The Glenn Show: Free Speech and Protest at Stanford Law
Earlier this month, Fifth Circuit Judge Kyle Duncan, a religious conservative appointed to the court by Donald Trump, went to Stanford Law School to deliver a speech at the invitation of the school’s student Federalist Society chapter. But when he actually attempted to speak, he was met by disruptions from student protestors who attempted shout him down and interrupt him. After he spoke (or attempted to speak), Associate Dean of Diversity, Equity, and Inclusion Tirien Steinbach stepped up to, in effect, endorse many of the objections of the protestors. When Stanford Law School President Jenny Martinez released a statement condemning the protestors’ methods and apologizing to Judge Duncan, she was met with another round of protests.

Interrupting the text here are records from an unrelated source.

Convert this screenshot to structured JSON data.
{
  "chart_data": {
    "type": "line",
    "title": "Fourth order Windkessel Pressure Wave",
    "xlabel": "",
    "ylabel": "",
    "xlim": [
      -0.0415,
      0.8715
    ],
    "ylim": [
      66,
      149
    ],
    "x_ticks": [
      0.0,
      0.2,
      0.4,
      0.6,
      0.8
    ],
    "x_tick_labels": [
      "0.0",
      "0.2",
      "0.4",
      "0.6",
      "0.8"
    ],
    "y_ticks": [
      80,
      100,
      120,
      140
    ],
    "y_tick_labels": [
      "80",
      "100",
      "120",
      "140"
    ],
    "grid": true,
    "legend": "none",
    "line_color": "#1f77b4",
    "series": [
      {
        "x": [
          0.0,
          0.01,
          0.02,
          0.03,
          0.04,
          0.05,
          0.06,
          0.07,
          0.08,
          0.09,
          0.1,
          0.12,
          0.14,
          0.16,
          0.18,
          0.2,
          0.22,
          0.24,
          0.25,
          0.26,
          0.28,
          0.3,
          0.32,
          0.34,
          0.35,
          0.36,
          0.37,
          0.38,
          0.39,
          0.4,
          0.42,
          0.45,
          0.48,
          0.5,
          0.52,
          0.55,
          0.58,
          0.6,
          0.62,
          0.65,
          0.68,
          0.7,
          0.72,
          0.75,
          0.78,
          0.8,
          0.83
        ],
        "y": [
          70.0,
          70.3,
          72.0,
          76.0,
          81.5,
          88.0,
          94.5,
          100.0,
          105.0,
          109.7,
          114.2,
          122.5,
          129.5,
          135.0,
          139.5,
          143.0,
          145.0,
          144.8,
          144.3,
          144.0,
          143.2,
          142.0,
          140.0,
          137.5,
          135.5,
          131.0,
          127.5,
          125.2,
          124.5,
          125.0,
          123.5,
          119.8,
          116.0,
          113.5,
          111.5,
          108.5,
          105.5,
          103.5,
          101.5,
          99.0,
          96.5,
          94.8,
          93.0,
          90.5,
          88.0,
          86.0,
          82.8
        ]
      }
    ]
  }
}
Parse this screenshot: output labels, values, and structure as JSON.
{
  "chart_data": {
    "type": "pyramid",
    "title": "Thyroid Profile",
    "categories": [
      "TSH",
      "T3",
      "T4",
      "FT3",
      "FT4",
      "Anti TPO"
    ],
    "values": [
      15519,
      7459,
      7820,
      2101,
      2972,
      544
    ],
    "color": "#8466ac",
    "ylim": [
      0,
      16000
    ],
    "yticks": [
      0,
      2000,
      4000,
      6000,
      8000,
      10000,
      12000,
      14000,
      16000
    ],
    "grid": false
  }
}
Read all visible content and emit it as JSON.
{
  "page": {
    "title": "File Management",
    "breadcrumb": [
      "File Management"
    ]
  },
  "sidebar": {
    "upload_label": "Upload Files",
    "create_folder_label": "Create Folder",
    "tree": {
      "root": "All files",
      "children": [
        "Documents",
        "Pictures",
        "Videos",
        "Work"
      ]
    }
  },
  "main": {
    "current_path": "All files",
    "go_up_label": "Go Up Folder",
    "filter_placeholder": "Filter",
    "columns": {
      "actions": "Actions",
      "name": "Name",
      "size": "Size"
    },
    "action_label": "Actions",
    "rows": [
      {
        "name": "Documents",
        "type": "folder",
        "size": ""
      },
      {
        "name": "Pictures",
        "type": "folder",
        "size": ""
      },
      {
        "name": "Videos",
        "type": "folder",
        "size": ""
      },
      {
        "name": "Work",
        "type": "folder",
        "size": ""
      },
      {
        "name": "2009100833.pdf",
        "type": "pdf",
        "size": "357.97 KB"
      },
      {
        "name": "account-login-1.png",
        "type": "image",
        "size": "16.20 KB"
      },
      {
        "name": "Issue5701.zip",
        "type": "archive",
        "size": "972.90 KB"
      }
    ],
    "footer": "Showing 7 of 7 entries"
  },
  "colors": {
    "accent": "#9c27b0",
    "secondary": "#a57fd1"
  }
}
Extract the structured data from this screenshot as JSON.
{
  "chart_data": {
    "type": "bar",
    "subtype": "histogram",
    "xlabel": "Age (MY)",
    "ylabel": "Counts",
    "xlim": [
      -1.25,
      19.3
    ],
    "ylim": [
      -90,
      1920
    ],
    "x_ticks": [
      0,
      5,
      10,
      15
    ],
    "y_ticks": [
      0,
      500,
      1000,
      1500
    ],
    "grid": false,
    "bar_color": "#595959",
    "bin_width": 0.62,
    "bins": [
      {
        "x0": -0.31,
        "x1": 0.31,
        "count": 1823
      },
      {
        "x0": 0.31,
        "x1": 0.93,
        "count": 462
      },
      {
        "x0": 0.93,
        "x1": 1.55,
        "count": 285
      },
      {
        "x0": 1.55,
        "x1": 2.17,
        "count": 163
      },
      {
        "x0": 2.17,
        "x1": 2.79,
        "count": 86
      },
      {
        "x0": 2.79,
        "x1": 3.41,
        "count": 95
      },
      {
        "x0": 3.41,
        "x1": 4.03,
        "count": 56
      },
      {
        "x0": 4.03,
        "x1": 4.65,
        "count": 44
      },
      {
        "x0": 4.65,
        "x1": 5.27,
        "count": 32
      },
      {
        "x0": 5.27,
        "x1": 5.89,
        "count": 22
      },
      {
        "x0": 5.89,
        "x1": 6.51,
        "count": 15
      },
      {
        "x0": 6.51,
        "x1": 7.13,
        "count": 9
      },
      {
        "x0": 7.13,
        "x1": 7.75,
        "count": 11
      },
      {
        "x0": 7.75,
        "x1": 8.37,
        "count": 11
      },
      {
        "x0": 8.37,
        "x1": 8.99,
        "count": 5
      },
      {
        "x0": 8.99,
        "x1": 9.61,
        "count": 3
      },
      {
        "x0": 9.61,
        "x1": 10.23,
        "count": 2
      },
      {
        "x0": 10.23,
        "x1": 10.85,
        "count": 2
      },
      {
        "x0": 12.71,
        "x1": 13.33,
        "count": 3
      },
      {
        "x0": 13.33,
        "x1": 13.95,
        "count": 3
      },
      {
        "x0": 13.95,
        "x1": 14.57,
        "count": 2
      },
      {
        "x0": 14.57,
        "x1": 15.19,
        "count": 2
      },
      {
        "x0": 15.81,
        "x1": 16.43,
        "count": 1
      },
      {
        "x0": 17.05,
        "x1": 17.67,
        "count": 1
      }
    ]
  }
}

My guests this week, David Sacks and Spencer Segal, are Stanford Law students and Federalist Society members who witnessed the event and its aftermath. I invited them on the show to get their view on what looks to me like yet another instance of student protest squelching free speech on campus. In this episode, they offer their account of what happened and an eminently reasonable defense of free speech on campus, which, as they emphasize, includes the right to protest. But they also emphasize that protest does not include the right to prevent others from speaking. Support for free speech is waning in the very quarters where it should be most vociferously defended: law schools whose students will one day be responsible for upholding and interpreting the constitution. Free speech is not, however, without its defenders, and I’m proud to have two of them on the show with me.